I am also involved with larger lab-wide efforts, which are not just focused on the neuroscience of pain but also on pleasure. In January 2023 some of my colleagues in the lab published a paper in Cell that identified the neurons in the skin of female mice that mediate the feeling of pleasurable touch. Alongside collaborators at the University of Washington, Seattle, I am now studying whether these same touch neurons are implicated in sexual pleasure, specifically genital stimulation.
Finally, what are your thoughts about the Simons Junior Fellowship?
I just want to acknowledge upfront that the support that the Junior Fellowship provides is amazing, which I truly appreciate. In addition, I feel like I am part of an amazing support system of scientists. The dinners are always stimulating, and it really is true that you are sitting shoulder-to-shoulder with leaders in their fields.

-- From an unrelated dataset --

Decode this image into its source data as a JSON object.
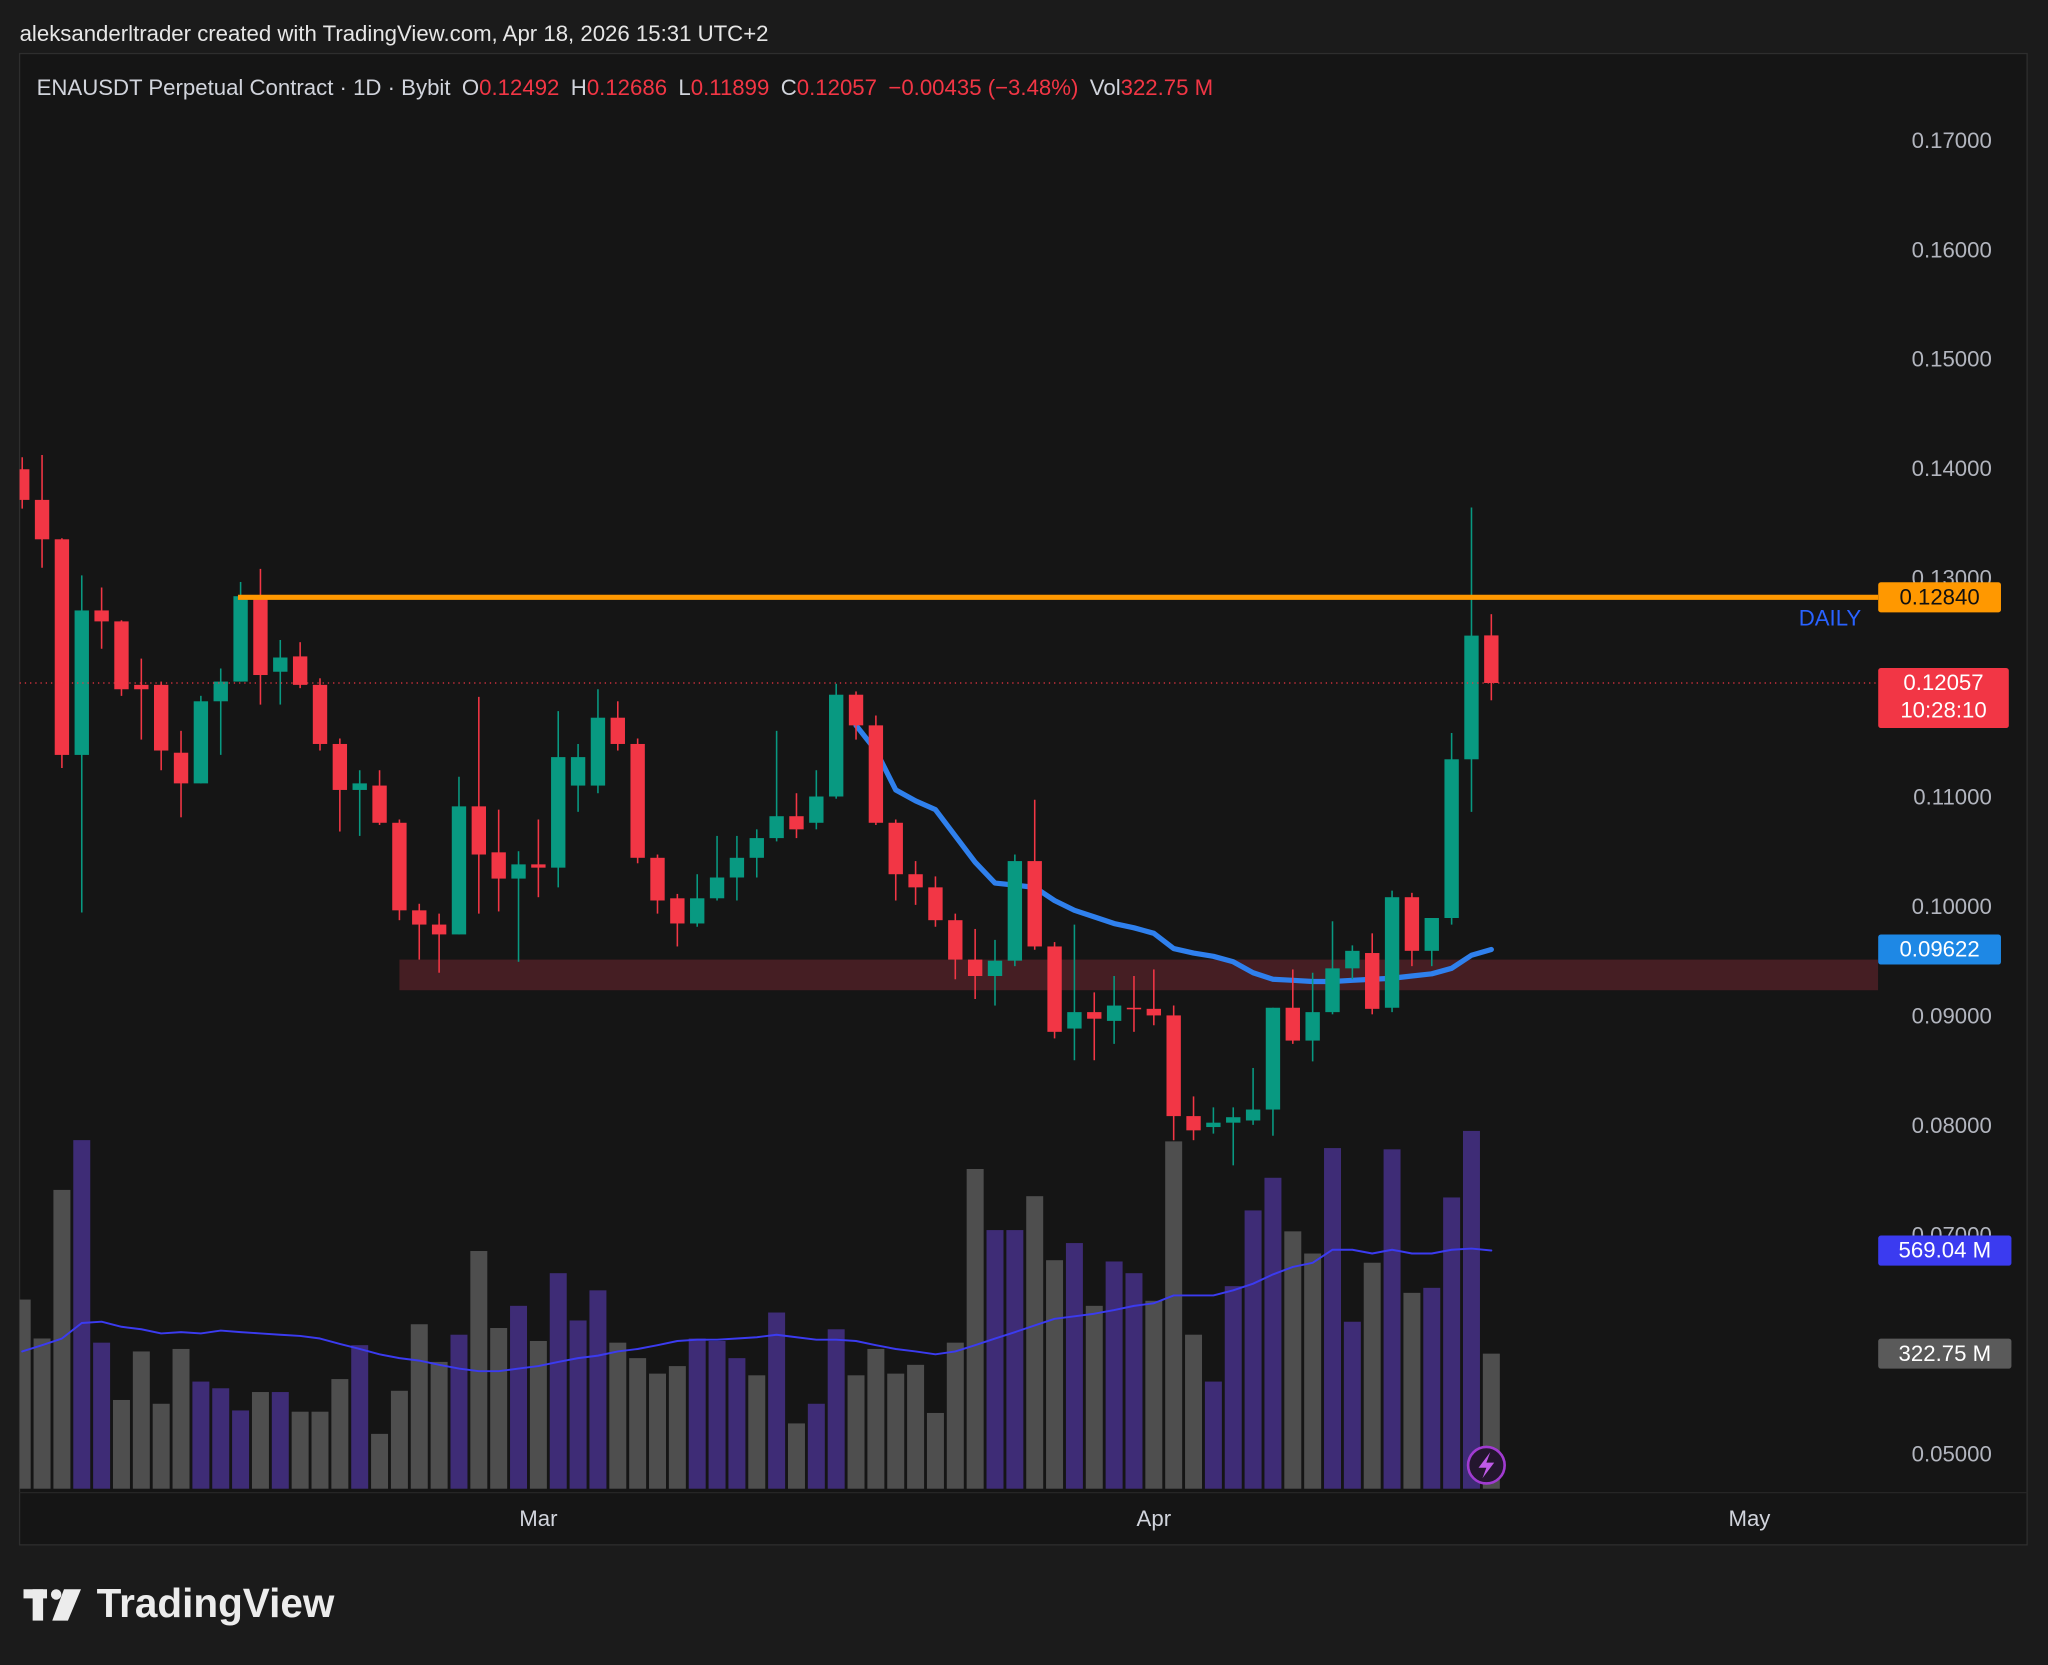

To conclude, let me say this: I chose this career because I love learning and love science. But I’m also doing this for the greater good and for people who may be thinking about embarking on a career in science or medicine. There aren’t many Junior Fellows who, like me, are Caribbean-American — I was born on the island of Trinidad and Tobago — and so it is my sincere desire that I can serve as an inspiration to others with a similar background.